European banks promise high dividends in low-yield world
LONDON Aug 9 (Reuters) - European banks redoubled their commitment to raise dividends this results season, determined to demonstrate to investors that they have put the financial crisis behind them.
The ability to pay a dividend has become a badge of honour among banks since regulators raised the bar on capital requirements in recent months, requiring some lenders to issue equity or bonds or to sell assets to shore up their ratios.
Barclays softened the blow of a 5.8 billion pound rights issue with a pledge to pay shareholders more than 3 billion pounds a year by distributing 30-50 percent of earnings compared with a previous pledge of 30 percent.
"In banking, where having capital is so precious, paying a dividend is far more important as a signal of health than it is in other industries," said Simon Maughan, analyst at Olivetree Securities.
With interest rates set to remain close to zero in the euro-zone and Britain, any stock paying a dividend that yields 4 percent or more is an attractive option for wealthy individuals, pension funds and retail investors, as well as income investors who pick stocks primarily for their dividend.
Swedbank, HSBC, Standard Chartered , BNP Paribas and Nordea are all expected to deliver a 4 percent or more yield this year.
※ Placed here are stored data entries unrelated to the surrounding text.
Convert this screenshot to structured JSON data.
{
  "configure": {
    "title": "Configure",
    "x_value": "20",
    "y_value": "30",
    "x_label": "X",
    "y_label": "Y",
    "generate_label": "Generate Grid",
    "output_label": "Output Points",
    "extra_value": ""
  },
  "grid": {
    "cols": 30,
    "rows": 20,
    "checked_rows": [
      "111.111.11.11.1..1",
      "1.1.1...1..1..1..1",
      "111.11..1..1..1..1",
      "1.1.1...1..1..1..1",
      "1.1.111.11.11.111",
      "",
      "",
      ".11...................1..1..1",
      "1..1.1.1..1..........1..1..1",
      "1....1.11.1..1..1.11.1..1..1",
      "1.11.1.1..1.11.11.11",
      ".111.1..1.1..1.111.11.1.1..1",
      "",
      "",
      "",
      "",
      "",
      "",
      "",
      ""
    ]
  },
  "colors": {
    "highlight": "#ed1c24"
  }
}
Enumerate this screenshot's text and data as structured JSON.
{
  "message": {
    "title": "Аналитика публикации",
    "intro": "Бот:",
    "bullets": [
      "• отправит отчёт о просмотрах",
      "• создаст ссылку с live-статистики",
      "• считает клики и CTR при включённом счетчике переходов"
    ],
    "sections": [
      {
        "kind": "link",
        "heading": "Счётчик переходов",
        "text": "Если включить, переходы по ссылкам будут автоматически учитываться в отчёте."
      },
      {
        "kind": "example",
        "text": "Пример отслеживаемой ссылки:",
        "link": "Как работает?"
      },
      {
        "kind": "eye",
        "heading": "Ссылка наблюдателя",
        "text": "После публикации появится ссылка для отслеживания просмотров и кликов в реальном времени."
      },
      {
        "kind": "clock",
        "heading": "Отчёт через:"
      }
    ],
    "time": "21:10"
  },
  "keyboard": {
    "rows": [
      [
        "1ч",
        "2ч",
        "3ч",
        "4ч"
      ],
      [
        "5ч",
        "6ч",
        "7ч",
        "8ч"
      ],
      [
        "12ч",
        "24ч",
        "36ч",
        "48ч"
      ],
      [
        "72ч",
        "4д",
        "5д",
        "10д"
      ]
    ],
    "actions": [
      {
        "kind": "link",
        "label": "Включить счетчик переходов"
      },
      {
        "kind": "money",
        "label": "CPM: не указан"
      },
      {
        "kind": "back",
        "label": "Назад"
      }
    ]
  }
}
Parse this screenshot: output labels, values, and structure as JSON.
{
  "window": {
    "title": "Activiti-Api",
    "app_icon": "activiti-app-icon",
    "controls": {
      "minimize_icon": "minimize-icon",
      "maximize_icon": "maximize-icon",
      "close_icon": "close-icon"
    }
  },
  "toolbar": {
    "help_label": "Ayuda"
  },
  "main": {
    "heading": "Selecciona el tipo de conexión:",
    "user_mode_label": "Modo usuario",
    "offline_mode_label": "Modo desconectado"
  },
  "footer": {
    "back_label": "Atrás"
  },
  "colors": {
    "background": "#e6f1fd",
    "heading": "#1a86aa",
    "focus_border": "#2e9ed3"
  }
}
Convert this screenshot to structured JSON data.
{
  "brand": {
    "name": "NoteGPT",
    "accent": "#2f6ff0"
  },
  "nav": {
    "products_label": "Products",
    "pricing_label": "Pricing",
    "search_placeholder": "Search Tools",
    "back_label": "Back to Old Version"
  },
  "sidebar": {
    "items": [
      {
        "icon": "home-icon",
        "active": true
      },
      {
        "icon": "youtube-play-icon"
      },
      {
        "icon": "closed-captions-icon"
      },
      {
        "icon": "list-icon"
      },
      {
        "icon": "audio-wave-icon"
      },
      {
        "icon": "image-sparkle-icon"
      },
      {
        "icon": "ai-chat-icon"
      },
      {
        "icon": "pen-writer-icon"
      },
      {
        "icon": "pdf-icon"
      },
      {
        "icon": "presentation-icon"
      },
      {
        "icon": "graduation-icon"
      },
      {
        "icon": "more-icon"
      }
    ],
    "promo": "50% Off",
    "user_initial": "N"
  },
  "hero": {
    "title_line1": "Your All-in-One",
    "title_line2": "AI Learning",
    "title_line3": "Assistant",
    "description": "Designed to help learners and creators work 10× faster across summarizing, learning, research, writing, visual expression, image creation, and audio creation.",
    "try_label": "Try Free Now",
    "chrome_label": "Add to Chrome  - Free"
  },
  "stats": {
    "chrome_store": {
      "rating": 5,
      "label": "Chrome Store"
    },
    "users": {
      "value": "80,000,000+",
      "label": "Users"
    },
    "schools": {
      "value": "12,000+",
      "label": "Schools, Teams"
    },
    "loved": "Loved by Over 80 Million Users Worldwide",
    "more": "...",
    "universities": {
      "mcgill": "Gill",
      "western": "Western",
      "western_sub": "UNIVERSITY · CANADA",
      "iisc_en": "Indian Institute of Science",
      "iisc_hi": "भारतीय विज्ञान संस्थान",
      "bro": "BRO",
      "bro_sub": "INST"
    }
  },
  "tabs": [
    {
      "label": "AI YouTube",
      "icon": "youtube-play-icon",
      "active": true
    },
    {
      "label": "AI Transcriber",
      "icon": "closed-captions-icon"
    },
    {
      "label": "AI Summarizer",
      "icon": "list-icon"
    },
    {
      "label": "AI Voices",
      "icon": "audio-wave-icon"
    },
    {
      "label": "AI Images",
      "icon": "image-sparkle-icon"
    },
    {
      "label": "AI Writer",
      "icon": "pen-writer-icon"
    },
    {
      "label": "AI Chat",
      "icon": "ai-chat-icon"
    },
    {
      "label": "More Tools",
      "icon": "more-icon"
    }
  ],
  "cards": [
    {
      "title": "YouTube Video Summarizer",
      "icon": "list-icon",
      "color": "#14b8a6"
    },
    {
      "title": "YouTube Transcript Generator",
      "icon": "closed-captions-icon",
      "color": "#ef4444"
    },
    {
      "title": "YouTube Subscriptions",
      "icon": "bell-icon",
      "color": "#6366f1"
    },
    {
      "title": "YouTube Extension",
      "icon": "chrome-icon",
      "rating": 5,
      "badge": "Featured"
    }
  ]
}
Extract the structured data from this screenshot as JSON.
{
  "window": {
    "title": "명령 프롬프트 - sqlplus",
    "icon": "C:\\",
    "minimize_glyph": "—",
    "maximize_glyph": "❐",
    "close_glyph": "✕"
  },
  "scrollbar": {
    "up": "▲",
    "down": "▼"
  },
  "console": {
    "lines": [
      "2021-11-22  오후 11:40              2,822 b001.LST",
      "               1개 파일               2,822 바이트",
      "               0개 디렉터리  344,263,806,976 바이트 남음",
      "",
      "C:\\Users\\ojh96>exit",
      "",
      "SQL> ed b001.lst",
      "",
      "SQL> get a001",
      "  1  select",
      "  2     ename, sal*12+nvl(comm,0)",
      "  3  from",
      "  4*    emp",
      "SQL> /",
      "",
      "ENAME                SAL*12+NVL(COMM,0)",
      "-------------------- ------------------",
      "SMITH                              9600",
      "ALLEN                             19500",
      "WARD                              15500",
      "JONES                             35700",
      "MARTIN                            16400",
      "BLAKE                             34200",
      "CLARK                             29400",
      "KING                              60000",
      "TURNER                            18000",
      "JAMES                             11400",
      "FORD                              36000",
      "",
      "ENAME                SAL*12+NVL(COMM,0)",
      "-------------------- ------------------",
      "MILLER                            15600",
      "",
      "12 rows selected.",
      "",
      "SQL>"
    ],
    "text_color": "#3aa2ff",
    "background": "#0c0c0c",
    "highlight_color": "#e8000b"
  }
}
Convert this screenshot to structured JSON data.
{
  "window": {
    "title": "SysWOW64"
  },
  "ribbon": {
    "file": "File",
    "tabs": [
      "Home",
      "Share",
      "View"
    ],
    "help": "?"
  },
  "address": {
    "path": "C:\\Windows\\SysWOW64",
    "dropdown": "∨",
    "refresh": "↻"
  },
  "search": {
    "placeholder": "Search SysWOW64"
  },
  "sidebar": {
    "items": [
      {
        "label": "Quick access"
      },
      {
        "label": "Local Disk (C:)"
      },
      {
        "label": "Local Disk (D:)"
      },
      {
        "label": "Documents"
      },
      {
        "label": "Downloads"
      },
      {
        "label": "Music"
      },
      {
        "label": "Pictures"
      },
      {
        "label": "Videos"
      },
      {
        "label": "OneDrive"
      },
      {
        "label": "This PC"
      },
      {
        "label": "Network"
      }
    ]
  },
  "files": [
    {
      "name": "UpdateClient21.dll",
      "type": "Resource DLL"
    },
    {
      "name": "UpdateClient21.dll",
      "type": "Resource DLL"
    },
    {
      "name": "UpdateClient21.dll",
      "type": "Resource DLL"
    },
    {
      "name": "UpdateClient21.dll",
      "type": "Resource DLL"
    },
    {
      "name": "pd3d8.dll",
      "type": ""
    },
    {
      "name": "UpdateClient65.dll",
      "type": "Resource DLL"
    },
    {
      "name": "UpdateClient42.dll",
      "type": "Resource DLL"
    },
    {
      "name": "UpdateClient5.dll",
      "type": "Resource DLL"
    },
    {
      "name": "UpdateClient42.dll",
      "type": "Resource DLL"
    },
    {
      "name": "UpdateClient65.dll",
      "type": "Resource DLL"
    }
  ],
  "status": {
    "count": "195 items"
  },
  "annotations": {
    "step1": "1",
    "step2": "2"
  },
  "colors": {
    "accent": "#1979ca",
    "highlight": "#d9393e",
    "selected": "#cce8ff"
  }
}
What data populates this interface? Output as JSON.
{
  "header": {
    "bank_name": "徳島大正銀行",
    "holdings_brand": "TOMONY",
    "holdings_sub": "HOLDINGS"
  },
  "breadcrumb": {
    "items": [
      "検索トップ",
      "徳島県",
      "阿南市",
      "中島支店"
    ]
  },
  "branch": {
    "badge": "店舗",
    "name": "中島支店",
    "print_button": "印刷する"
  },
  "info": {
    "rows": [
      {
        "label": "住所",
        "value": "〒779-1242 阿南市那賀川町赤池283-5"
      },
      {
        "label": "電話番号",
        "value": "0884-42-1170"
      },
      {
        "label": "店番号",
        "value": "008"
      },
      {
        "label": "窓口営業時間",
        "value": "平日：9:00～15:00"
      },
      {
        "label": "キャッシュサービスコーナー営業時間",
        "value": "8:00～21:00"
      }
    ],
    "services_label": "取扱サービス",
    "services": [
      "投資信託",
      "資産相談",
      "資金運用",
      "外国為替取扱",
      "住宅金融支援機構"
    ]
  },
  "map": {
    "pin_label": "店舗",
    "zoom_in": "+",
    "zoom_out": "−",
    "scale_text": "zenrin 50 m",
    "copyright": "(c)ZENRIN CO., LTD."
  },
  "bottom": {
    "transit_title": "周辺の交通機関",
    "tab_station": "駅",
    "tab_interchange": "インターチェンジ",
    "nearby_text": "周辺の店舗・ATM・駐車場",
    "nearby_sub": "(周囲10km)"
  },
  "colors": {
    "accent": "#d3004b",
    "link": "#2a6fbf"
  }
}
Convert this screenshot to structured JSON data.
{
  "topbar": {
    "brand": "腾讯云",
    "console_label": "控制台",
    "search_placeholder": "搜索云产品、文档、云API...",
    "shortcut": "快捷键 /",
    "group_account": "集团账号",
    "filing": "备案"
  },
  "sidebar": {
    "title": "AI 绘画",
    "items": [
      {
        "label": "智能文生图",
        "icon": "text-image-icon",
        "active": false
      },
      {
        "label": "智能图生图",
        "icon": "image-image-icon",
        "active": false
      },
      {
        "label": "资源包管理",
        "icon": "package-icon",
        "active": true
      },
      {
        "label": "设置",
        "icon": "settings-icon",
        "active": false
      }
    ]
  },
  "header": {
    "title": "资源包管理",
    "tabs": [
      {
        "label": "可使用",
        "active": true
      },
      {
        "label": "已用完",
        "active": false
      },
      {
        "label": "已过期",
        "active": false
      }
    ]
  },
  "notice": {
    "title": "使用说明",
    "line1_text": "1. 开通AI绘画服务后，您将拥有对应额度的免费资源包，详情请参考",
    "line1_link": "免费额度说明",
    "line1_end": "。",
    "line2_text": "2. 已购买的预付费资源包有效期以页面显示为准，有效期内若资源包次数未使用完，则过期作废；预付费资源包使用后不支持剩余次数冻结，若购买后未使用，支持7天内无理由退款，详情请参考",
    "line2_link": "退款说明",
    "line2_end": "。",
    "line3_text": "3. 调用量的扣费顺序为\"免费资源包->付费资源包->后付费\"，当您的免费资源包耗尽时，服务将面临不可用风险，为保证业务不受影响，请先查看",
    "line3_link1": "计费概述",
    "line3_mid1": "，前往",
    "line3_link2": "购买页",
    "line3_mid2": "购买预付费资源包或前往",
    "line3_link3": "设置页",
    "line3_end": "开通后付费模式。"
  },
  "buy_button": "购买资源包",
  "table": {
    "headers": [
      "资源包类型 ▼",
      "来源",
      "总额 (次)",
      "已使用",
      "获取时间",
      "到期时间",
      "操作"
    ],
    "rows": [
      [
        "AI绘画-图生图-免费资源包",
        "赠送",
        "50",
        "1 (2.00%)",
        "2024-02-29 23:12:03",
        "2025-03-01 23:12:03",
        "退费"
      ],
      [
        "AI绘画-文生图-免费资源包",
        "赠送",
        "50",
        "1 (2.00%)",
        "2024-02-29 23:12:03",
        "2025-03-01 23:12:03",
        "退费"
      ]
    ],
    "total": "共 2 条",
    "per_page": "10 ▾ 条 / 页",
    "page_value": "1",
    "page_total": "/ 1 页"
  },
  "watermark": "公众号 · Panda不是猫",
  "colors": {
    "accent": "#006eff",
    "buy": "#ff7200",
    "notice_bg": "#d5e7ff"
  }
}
Shares in Lloyds, UBS and Societe Generale all rallied in the last two weeks on hopes they will ramp up payouts next year.
"We are moving in the direction of capital returns, which is a sign of increasing normality after such a long period of capital injections and state intervention," said Amit Goel, analyst at Credit Suisse in London.
With loan growth muted, banks have some leeway to increase dividends. Raising payouts is also a way for banks with surplus capital to boost their return on equity, by reducing the capital returns are based on, although few are yet in that position.
Indeed, meeting capital requirements remains the crux of how far and how quickly banks lift payouts.
UBS, Credit Suisse and Deutsche Bank all said they want to lift dividends, but all stayed cautious in light of tougher leverage ratio rules.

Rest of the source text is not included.